Il cibo pronto è come un contenuto social: velocissimo, soddisfacente, gradevole alla vista. Is it a cake? presenta il readymade di Duchamp Fontana — emblema del “già pronto”, facile da confezionare, vendere, proporre — sotto forma di torta — un cibo bello, che stuzzica il palato ma allo stesso tempo vuole essere mostrato nella sua intatta perfezione estetica. Che fai, lo mangi o lo fotografi? L’ambiguità crea il corto circuito.
Il progetto Casa Fontana punta dunque a questo, a comprendere “quanto la ‘Casa’ sia in pericolo”, quanto la teca di vetro in cui abbiamo deciso di rinchiuderci, credendoci al sicuro da malattie, carestie e povertà, sia in realtà una gabbia sotto forma di luccicante soprammobile, perchè se vai a vedere bene quella torta contiene probabilmente ingredienti andati a male.

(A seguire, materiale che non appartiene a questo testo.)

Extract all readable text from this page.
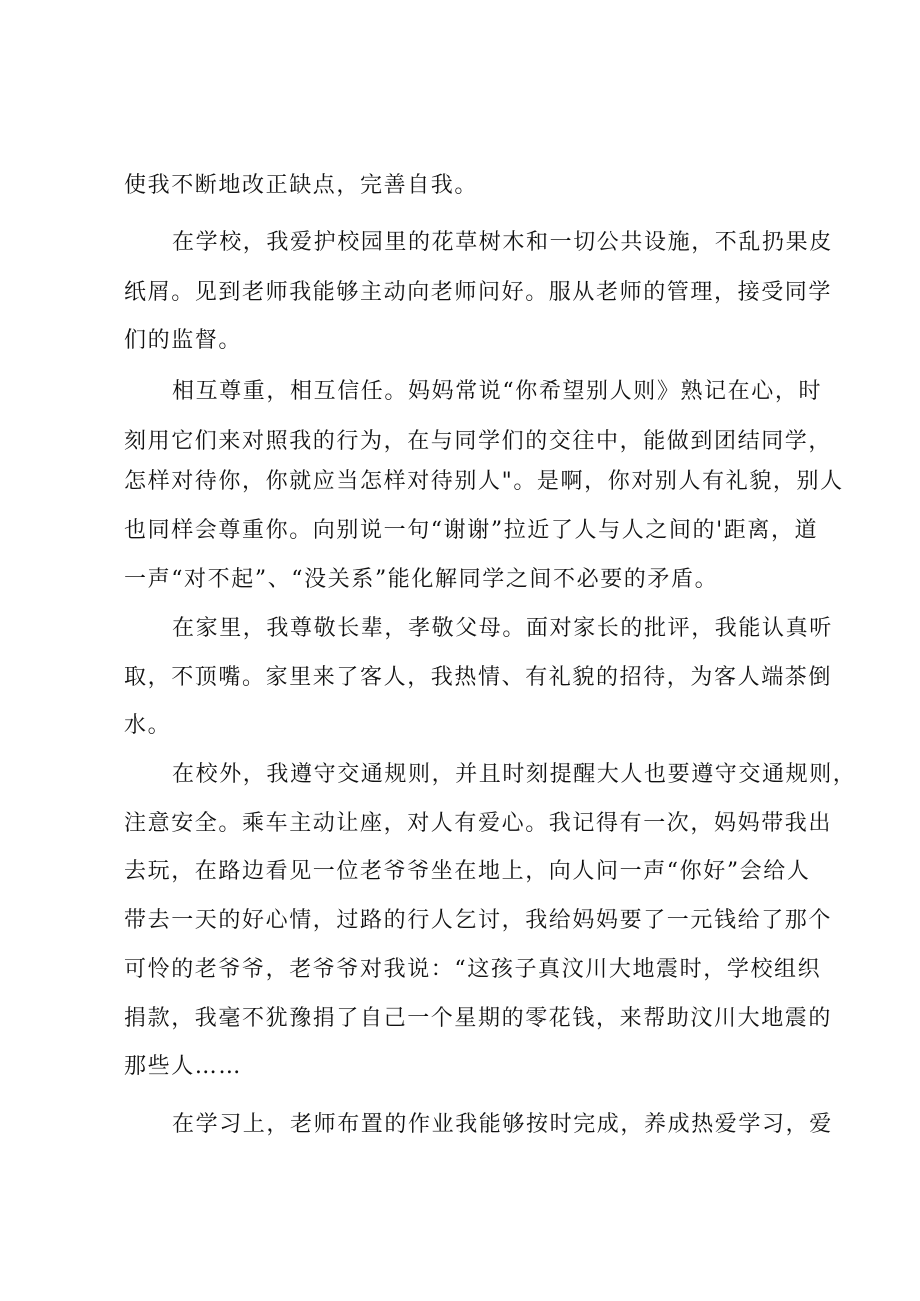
使我不断地改正缺点，完善自我。
在学校，我爱护校园里的花草树木和一切公共设施，不乱扔果皮
纸屑。见到老师我能够主动向老师问好。服从老师的管理，接受同学
们的监督。
相互尊重，相互信任。妈妈常说“你希望别人则》熟记在心，时
刻用它们来对照我的行为，在与同学们的交往中，能做到团结同学，
怎样对待你，你就应当怎样对待别人"。是啊，你对别人有礼貌，别人
也同样会尊重你。向别说一句“谢谢”拉近了人与人之间的'距离，道
一声“对不起”、“没关系”能化解同学之间不必要的矛盾。
在家里，我尊敬长辈，孝敬父母。面对家长的批评，我能认真听
取，不顶嘴。家里来了客人，我热情、有礼貌的招待，为客人端茶倒
水。
在校外，我遵守交通规则，并且时刻提醒大人也要遵守交通规则，
注意安全。乘车主动让座，对人有爱心。我记得有一次，妈妈带我出
去玩，在路边看见一位老爷爷坐在地上，向人问一声“你好”会给人
带去一天的好心情，过路的行人乞讨，我给妈妈要了一元钱给了那个
可怜的老爷爷，老爷爷对我说：“这孩子真汶川大地震时，学校组织
捐款，我毫不犹豫捐了自己一个星期的零花钱，来帮助汶川大地震的
那些人……
在学习上，老师布置的作业我能够按时完成，养成热爱学习，爱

Che il sistema sia rotto, che i suoi meccanismi non sostengano più il peso delle diseguaglianze e degli scenari disturbanti sempre più evidenti, è una consapevolezza che ci imporrebbe di spezzare la catena e mettere in crisi tutto. La “follia contemporanea” sta arrivando al capolinea: verità troppo scomoda che come un vino inacidito ci va di traverso e che, come il cibo scaduto, non riusciamo a digerire.